The title of the article, "Eating Fish is wise, but it's good to know where your seafood comes from", is a mission statement of mine and I can not agree more. I consider the integrity of purveyors and their ability to trace the origin of every product for each seafood purchase I make for the Black Restaurant Group. Knowing about each product allows us to educate our customers and assist them on making the right seafood choices for their families. This is a very important part of buying seafood and will become more so as the veil is lifted from the once secretive commercial seafood business.
The health risks that are associated with aquaculture do have merit. Some farms, especially from the countries that are highlighted in the article, do have issues and questionable practices of high-density stocking, antibiotics, growth hormones, and toxins. Most of the United States farmed product is imported, and I believe this to be the reason for concern, since these products in question decorate grocery stores and restaurants throughout the country. Does this mean I should, as a consumer, not buy imported farmed product? No. Does this mean that all farmed product comes with a series of health risks? No. I want to emphasize that there are imported farm raised products that do not fall under the category of at-risk seafood. Such farmed products include Skuna Bay Salmon from B.C., Blue Tilapia from South America, Bronzini from Spain, Char from Iceland, and Head-on prawns from Madagascar. These are just a few items. They do not make up the majority of imported products, but I wanted to make sure that readers understood that they were out there, available as choices that were not under the suspicious umbrella of at-risk farmed seafood. It is very important to know where your seafood comes from and trust the people that sell it.

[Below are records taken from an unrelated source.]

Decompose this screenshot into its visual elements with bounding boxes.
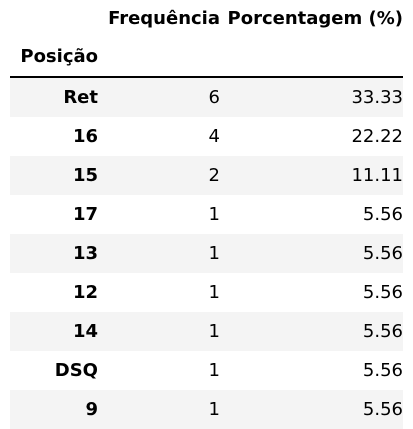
row-label: Ret: [63, 87, 98, 108]
frequency-cell: 6: [208, 87, 220, 108]
frequency-table: Frequência Porcentagem (%) Posição Ret 6…: [10, 0, 403, 429]
row-label: 17: [72, 204, 98, 225]
index-header-row: Posição: [10, 38, 403, 78]
frequency-cell: 4: [208, 126, 220, 147]
table-row: 14 1 5.56: [10, 312, 403, 351]
table-row: 15 2 11.11: [10, 156, 403, 195]
frequency-cell: 1: [208, 360, 220, 381]
frequency-cell: 2: [208, 165, 220, 186]
frequency-cell: 1: [208, 243, 220, 264]
table-row: 9 1 5.56: [10, 390, 403, 429]
row-label: 15: [72, 165, 98, 186]
percentage-cell: 11.11: [351, 165, 403, 186]
column-header-frequency: Frequência: [108, 8, 220, 29]
row-label: DSQ: [54, 360, 98, 381]
percentage-cell: 22.22: [351, 126, 403, 147]
row-label: 9: [85, 399, 98, 420]
percentage-cell: 5.56: [362, 321, 403, 342]
column-header-percentage: Porcentagem (%): [227, 8, 403, 29]
table-row: DSQ 1 5.56: [10, 351, 403, 390]
table-row: 12 1 5.56: [10, 273, 403, 312]
percentage-cell: 33.33: [351, 87, 403, 108]
percentage-cell: 5.56: [362, 204, 403, 225]
table-row: 16 4 22.22: [10, 117, 403, 156]
table-row: Ret 6 33.33: [10, 78, 403, 117]
percentage-cell: 5.56: [362, 243, 403, 264]
row-label: 13: [72, 243, 98, 264]
index-header-position: Posição: [20, 46, 98, 67]
percentage-cell: 5.56: [362, 360, 403, 381]
percentage-cell: 5.56: [362, 282, 403, 303]
row-label: 12: [72, 282, 98, 303]
frequency-cell: 1: [208, 282, 220, 303]
row-label: 14: [72, 321, 98, 342]
table-row: 13 1 5.56: [10, 234, 403, 273]
column-header-row: Frequência Porcentagem (%): [10, 0, 403, 38]
table-row: 17 1 5.56: [10, 195, 403, 234]
percentage-cell: 5.56: [362, 399, 403, 420]
frequency-cell: 1: [208, 204, 220, 225]
frequency-cell: 1: [208, 399, 220, 420]
row-label: 16: [72, 126, 98, 147]
frequency-cell: 1: [208, 321, 220, 342]
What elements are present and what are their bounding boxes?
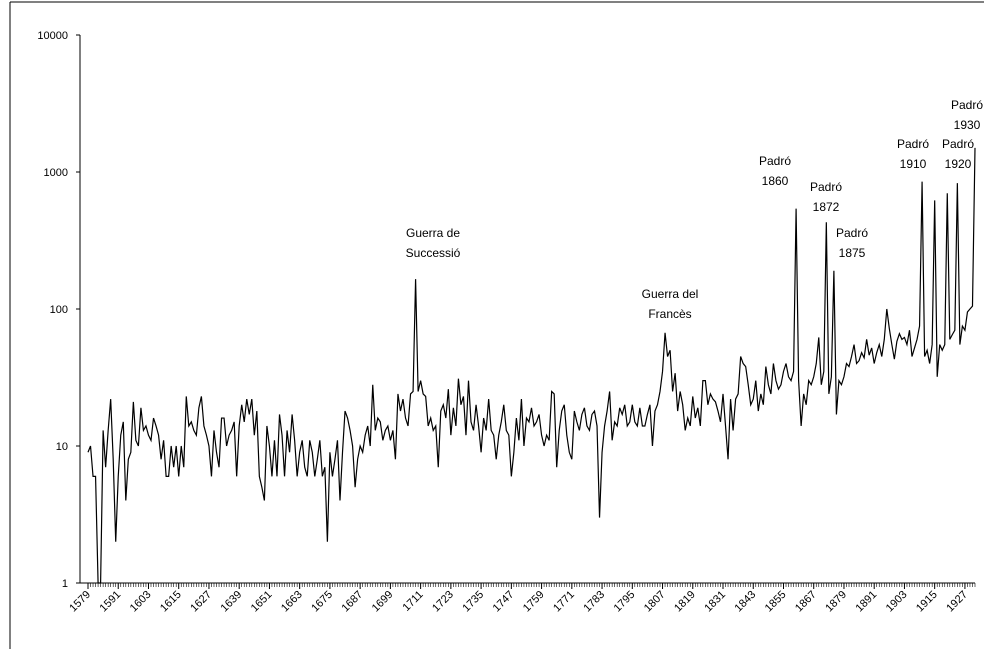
y-tick-label: 1: [62, 578, 68, 590]
annotation: 1920: [945, 157, 972, 171]
annotation: Padró: [759, 154, 791, 168]
x-tick-label: 1771: [551, 589, 577, 615]
annotation: 1860: [762, 174, 789, 188]
x-tick-label: 1687: [339, 589, 365, 615]
x-tick-label: 1579: [67, 589, 93, 615]
annotation: 1930: [954, 118, 981, 132]
x-tick-label: 1663: [279, 589, 305, 615]
x-tick-label: 1639: [219, 589, 245, 615]
x-tick-label: 1747: [491, 589, 517, 615]
y-tick-label: 10: [56, 441, 68, 453]
y-tick-label: 100: [50, 304, 68, 316]
x-tick-label: 1627: [188, 589, 214, 615]
x-tick-label: 1795: [612, 589, 638, 615]
annotation: Guerra de: [406, 226, 460, 240]
x-tick-label: 1879: [823, 589, 849, 615]
y-tick-label: 1000: [44, 167, 68, 179]
annotation: Guerra del: [642, 287, 699, 301]
x-tick-label: 1603: [128, 589, 154, 615]
annotation: 1875: [839, 246, 866, 260]
x-tick-label: 1927: [944, 589, 970, 615]
x-tick-label: 1831: [702, 589, 728, 615]
x-tick-label: 1591: [98, 589, 124, 615]
annotation: Padró: [836, 226, 868, 240]
data-line: [87, 147, 976, 584]
x-tick-label: 1711: [401, 589, 426, 614]
annotation: 1910: [900, 157, 927, 171]
x-tick-label: 1807: [642, 589, 668, 615]
x-tick-label: 1867: [793, 589, 819, 615]
x-tick-label: 1651: [249, 589, 275, 615]
x-tick-label: 1675: [309, 589, 335, 615]
x-tick-label: 1915: [914, 589, 940, 615]
x-tick-label: 1723: [430, 589, 456, 615]
annotation: Padró: [810, 180, 842, 194]
x-tick-label: 1891: [854, 589, 880, 615]
x-tick-label: 1783: [581, 589, 607, 615]
x-tick-label: 1699: [370, 589, 396, 615]
annotation: Padró: [942, 137, 974, 151]
annotation: Francès: [648, 307, 691, 321]
x-tick-label: 1843: [733, 589, 759, 615]
x-tick-label: 1903: [884, 589, 910, 615]
x-tick-label: 1759: [521, 589, 547, 615]
x-tick-label: 1735: [460, 589, 486, 615]
x-tick-label: 1855: [763, 589, 789, 615]
annotation: Successió: [406, 246, 461, 260]
x-tick-label: 1819: [672, 589, 698, 615]
y-tick-label: 10000: [37, 30, 68, 42]
annotation: 1872: [813, 200, 840, 214]
annotation: Padró: [897, 137, 929, 151]
x-tick-label: 1615: [158, 589, 184, 615]
annotation: Padró: [951, 98, 983, 112]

I also want to point out that the article did not do justice in highlighting the growth of our domestic aquaculture industry. There are many sustainably minded farms cropping up all over, and many of them are very close to the district. Pompano, Cobia, and Black Bass are being raised in Virginia. Barramundi are being raised in Massachusetts. Bronzini and Dorade are being raised in New York. Shrimp are being raised in Maryland. Oysters are being farmed with great success throughout the Bay area. For all the doom and gloom, there are some really terrific and healthy seafood options being grown all around us. The plus is that all of these farms I mentioned are producing seafood not only with a bottom line in mind; the environment's well-being is just as important during the process as is producing quality product.
Farming seafood is not an at-risk operation, it can't afford to be. With a growing human population and growing appetite, wild stocks will not be able to keep up. Aquaculture is a solution to this problem, when done in a responsible manner. Any doctor will tell you that the nutrition benefits you receive when eating responsibly farmed fish far outweigh benefits from eating any of the other farmed proteins like beef, pork, or chicken. There are some countries and some farms not doing the right thing and producing product that is inferior, but that is not necessarily the rule. There is much to be hopeful for because with the facts in hand, consumers have many healthy choices available to them in today's seafood market. Eating fish and seafood is definitely wise. Knowing where it comes from and trusting the people who sell it is even wiser. Farmed does not equal inferior, just as wild does not necessarily equal superior. Identifying your seafood, as well as understanding your options, is the best recipe for healthy and educated dining.